The logo for Boeing is displayed on the floor of the New York Stock Exchange in March. The company said Wednesday that it expects to return of the troubled 737 Max in the fourth quarter of this year. Photo by John Angelillo/UPI | License Photo
Oct. 23 (UPI) -- Boeing said Wednesday it expects the troubled 737 Max to return to service in the fourth quarter of this year and production of the airliner to ramp up to 57 per month by the end of 2020.
The statements came as part of Boeing's third-quarter report, which saw revenue fall 21 percent from the third quarter last year and 19 percent this year from the first nine months of 2018.
"Boeing has developed software and training updates for the 737 Max and continues to work with the FAA and global civil aviation authorities to complete remaining steps toward certification and readiness for return to service," the statement said.

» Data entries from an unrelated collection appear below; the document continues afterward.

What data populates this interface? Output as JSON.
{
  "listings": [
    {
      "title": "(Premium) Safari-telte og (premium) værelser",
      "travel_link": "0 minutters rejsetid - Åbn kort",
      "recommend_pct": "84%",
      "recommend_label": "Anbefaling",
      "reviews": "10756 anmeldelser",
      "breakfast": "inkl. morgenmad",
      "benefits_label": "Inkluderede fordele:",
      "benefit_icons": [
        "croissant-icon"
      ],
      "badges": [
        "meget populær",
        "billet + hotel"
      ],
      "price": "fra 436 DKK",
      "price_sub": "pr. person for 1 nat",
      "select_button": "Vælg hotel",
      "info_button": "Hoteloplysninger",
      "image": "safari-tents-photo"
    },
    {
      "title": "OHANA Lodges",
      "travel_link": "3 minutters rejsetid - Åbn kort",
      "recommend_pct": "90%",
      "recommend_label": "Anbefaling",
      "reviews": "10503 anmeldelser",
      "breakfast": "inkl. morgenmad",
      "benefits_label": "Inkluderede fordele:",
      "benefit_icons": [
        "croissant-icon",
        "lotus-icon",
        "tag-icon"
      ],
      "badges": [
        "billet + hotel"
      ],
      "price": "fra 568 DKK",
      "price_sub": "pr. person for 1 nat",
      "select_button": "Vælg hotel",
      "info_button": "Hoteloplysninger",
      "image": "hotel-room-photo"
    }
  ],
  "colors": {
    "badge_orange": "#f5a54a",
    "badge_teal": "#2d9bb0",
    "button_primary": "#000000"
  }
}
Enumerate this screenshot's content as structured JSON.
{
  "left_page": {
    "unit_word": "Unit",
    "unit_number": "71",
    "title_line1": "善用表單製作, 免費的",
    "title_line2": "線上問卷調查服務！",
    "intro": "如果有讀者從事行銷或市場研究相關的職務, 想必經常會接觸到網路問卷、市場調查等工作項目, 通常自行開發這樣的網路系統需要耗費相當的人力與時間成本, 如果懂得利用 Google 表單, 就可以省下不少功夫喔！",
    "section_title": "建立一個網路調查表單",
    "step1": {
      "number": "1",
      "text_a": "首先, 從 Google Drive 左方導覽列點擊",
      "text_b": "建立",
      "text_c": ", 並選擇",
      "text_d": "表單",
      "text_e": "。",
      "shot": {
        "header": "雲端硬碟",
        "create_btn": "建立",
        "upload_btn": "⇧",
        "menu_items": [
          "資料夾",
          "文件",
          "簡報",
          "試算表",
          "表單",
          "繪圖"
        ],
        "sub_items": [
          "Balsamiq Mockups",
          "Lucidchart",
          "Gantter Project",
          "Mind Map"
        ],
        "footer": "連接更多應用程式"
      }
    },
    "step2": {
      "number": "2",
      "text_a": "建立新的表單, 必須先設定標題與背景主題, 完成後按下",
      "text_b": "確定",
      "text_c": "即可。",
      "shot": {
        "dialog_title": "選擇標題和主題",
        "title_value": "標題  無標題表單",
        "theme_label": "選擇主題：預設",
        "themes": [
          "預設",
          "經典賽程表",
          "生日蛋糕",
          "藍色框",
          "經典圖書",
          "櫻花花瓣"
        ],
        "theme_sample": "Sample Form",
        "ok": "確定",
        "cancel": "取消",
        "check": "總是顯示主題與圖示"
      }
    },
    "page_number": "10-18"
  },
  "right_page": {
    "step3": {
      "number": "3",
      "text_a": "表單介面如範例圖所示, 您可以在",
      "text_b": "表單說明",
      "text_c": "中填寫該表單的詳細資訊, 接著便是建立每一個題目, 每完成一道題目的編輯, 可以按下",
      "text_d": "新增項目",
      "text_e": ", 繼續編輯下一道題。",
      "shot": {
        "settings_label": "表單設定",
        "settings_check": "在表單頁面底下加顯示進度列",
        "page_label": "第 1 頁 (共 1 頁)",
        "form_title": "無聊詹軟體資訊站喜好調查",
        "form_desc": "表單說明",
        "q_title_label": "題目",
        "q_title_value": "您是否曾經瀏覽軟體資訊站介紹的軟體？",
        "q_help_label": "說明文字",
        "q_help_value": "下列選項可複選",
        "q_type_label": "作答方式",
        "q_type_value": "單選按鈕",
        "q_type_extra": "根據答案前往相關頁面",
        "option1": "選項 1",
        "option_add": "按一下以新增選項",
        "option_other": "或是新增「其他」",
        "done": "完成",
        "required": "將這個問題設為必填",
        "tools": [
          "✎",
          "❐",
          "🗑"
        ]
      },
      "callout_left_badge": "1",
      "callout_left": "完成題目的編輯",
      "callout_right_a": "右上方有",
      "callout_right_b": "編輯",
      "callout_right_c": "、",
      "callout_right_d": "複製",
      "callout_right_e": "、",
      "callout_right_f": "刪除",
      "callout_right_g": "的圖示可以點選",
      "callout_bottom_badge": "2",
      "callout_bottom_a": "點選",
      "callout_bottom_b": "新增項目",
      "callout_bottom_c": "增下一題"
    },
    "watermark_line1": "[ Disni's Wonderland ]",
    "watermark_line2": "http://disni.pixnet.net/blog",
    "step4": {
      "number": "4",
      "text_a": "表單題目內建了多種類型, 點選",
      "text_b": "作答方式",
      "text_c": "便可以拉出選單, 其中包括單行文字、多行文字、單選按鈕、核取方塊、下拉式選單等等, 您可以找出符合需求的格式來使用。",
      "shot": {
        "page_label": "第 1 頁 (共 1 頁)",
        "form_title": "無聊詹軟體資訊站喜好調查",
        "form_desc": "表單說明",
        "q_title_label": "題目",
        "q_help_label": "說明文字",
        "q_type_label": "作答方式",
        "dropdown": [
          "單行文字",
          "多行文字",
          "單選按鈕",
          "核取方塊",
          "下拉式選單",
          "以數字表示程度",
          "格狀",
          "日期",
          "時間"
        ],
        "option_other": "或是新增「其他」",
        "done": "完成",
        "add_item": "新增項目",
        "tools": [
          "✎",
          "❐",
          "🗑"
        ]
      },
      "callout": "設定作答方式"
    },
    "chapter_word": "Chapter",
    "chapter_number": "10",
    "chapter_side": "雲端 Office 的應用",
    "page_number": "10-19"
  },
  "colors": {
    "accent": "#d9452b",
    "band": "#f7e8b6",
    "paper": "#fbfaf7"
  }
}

"These regulatory authorities will determine the timing and conditions of return to service in each relevant jurisdiction," the statement continued.
The 737 Max was grounded around the world after two commercial crashes within a six-month period, revealing an issue with the plane's flight control system.
"Our top priority remains the safe return to service of the 737 Max, and we're making steady progress," Boeing President and CEO Dennis Muilenburg said in a statement.
"We've also taken action to further sharpen our company's focus on product and services safety, and we continue to deliver on customer commitments and capture new opportunities with our values of safety, quality and integrity always at the forefront," Muilenburg continued.
On Tuesday, Boeing replaced Kevin McAllister as president and chief executive of its commercial airplanes unit with Stanley Deal, who led Boeing's global services division.
"Our entire Boeing team is focused on operational excellence, aligned with our values of safety, quality and integrity, and we're committed to delivering on our commitments and regaining trust with our regulators, customers and other stakeholders," Muilenburg said.
"Stan brings extensive operational experience at commercial airplanes and trusted relationships with our airline customers and industry partners," he added.